The idea of dancing fills me with horror.  I am back, thirteen, at the school disco and wanting to cry.

“What about your knee?” I hiss. Don’t abandon me.

He says, “it’s only shuffling.” Sheesh.

He gets up and joins the ladies but just as he does so, a six foot tall smart Grandad comes in to the room, and there is a veritable frisson among the dancers as he takes to the floor.  Alpha Grandad has working knees and hips and he knows all the steps. I worry for Dad – he has never looked smaller – but what Dad lacks in height he makes up for in thick skin – he shuffles away happily unaware of the Adonis in his midst.  Then, Mini joins them and I am scared she is going to trip people over, although if she trips over Alpha Grandad that won’t be so bad.  She does roly polys in the centre of the floor. I feel too self-conscious to move and wonder what’s the matter with me – the only middle-ager in the room – I am both too old and too young to join in.

At the end of the song, Dad sits, a bit puffed: “Did you see?

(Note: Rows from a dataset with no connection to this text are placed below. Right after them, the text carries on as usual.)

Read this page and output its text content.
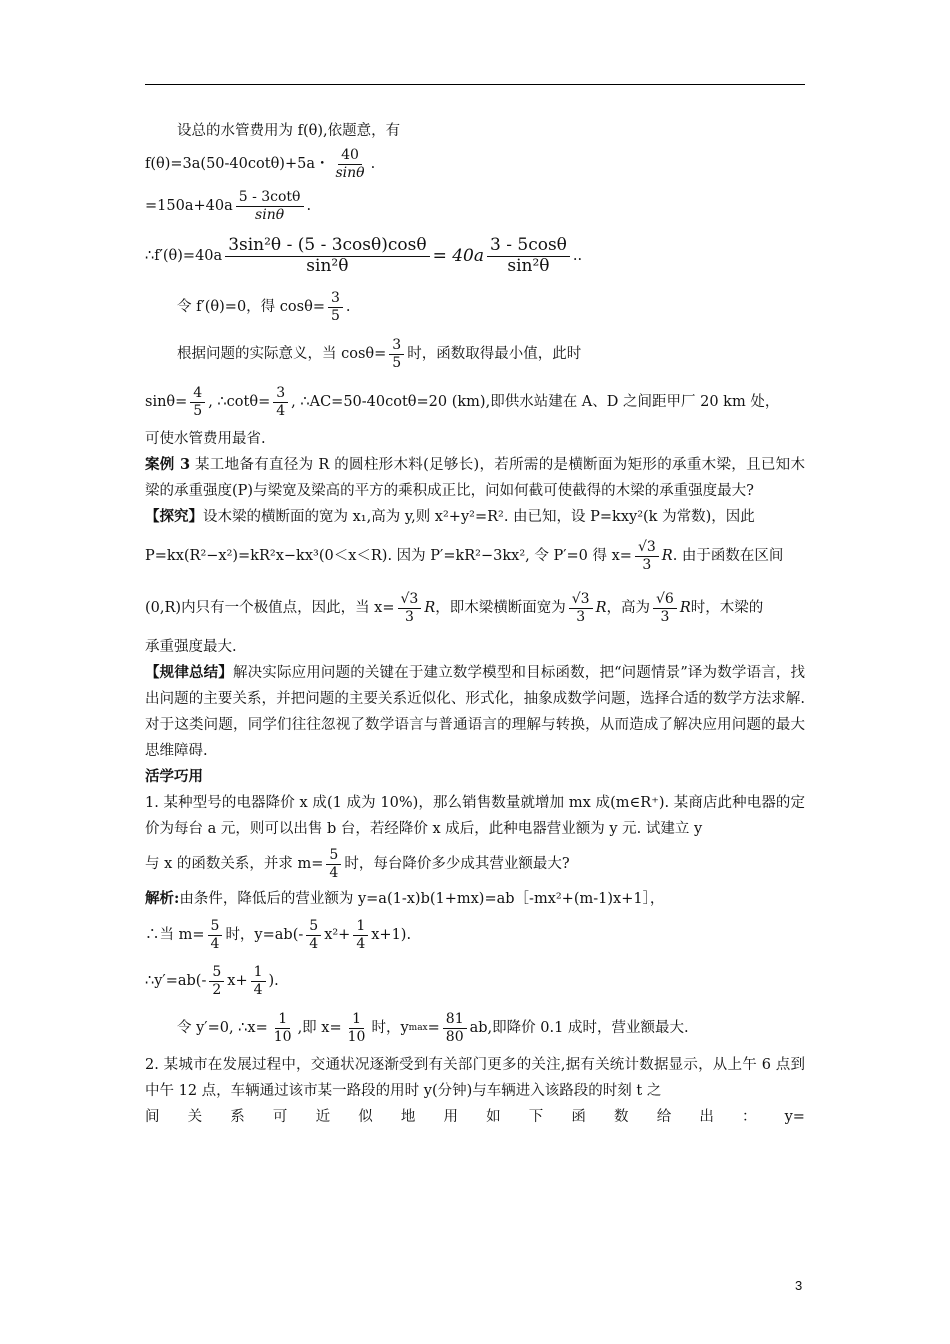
设总的水管费用为 f(θ),依题意，有
f(θ)=3a(50-40cotθ)+5a・ $\frac{40}{\sin\theta}$ .
$=150a+40a \frac{5 - 3\cot\theta}{\sin\theta}$ .
∴f′(θ)=40a $\frac{\text{3sin²θ - (5 - 3cosθ)cosθ}}{\text{sin²θ}} = 40a \frac{3 - 5\cos\theta}{\text{sin²θ}}$ ..
令 f′(θ)=0，得 $\cos\theta= \frac{3}{5}$ .
根据问题的实际意义，当 $\cos\theta= \frac{3}{5}$ 时，函数取得最小值，此时
$\sin\theta= \frac{4}{5}$ , ∴cotθ= $\frac{3}{4}$ , ∴AC=50-40cotθ=20 (km),即供水站建在 A、D 之间距甲厂 20 km 处，
可使水管费用最省.
案例 3 某工地备有直径为 R 的圆柱形木料(足够长)，若所需的是横断面为矩形的承重木梁，且已知木梁的承重强度(P)与梁宽及梁高的平方的乘积成正比，问如何截可使截得的木梁的承重强度最大?
【探究】设木梁的横断面的宽为 x₁,高为 y,则 x²+y²=R². 由已知，设 P=kxy²(k 为常数)，因此
P=kx(R²−x²)=kR²x−kx³(0＜x＜R). 因为 P′=kR²−3kx², 令 P′=0 得 $x= \frac{√3}{3}$ R . 由于函数在区间
(0,R)内只有一个极值点，因此，当 $x= \frac{√3}{3}$ R ，即木梁横断面宽为 $\frac{√3}{3}$ R ，高为 $\frac{√6}{3}$ R 时，木梁的
承重强度最大.
【规律总结】解决实际应用问题的关键在于建立数学模型和目标函数，把“问题情景”译为数学语言，找出问题的主要关系，并把问题的主要关系近似化、形式化，抽象成数学问题，选择合适的数学方法求解. 对于这类问题，同学们往往忽视了数学语言与普通语言的理解与转换，从而造成了解决应用问题的最大思维障碍.
活学巧用
1. 某种型号的电器降价 x 成(1 成为 10%)，那么销售数量就增加 mx 成(m∈R⁺). 某商店此种电器的定价为每台 a 元，则可以出售 b 台，若经降价 x 成后，此种电器营业额为 y 元. 试建立 y
与 x 的函数关系，并求 $m= \frac{5}{4}$ 时，每台降价多少成其营业额最大?
解析: 由条件，降低后的营业额为 y=a(1-x)b(1+mx)=ab［-mx²+(m-1)x+1］，
∴当 $m= \frac{5}{4}$ 时，$y=ab(- \frac{5}{4} x^2+ \frac{1}{4} x+1)$.
∴y′=ab(- $\frac{5}{2} x+ \frac{1}{4}$ ).
令 y′=0, ∴x= $\frac{1}{10}$ ,即 $x= \frac{1}{10}$ 时， y $\max = \frac{81}{80}$ ab,即降价 0.1 成时，营业额最大.
2. 某城市在发展过程中，交通状况逐渐受到有关部门更多的关注,据有关统计数据显示，从上午 6 点到中午 12 点，车辆通过该市某一路段的用时 y(分钟)与车辆进入该路段的时刻 t 之
间 关 系 可 近 似 地 用 如 下 函 数 给 出 ： y=
3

They loved dancing with me.”

“With the other fella, you mean!” I say, but he claims he didn’t notice him. Mr Dee-Jay puts on some music, from the 70s now, and a few more ladies take to the floor. Alpha Grandad busts some moves. He looks like a pudding in a plum, plum, plum.

Harry and Jean have fallen asleep in their armchairs and Harry is snoring gently. (They are not a couple though) It is 8.30 pm.

My neighbour, however is neither dancer, nor sleeper, and she is talking again. She has to shout for me to hear her and I have to shout back.  I think she says she loves whist and bingo nights. Or maybe she wishes there were more rubbish collections.  I bellow, “this is great fun, isn’t it!” I watch Mini cavort around unselfconsciously. It is a gift to be that uninhibited.  Even so, I wish I hadn’t let her dress herself today. In her brown trousers and bulky cardigan, she looks like a spherical something from the Milk Tray box.

“And everyone here is very nice?” I enquire loudly as the music moves on to the 1980’s. What an original dee-jay!

“Oh yes. See that woman,” my neighbour shouts, pointing to the loveliest lady of all, the one who pulled her friend with the shaky hands out her chair when she couldn’t lever herself up. I think she looks like my mum might have done.”When she first came here, she cried all day long and wouldn’t even leave her room. Her husband had just died and she missed her family so much. Now look at her.”

I do. Suddenly, I find the sight of this smiling woman who after so much pain is dancing her heart out to Abba, so beautiful that momentarily I am lost for words.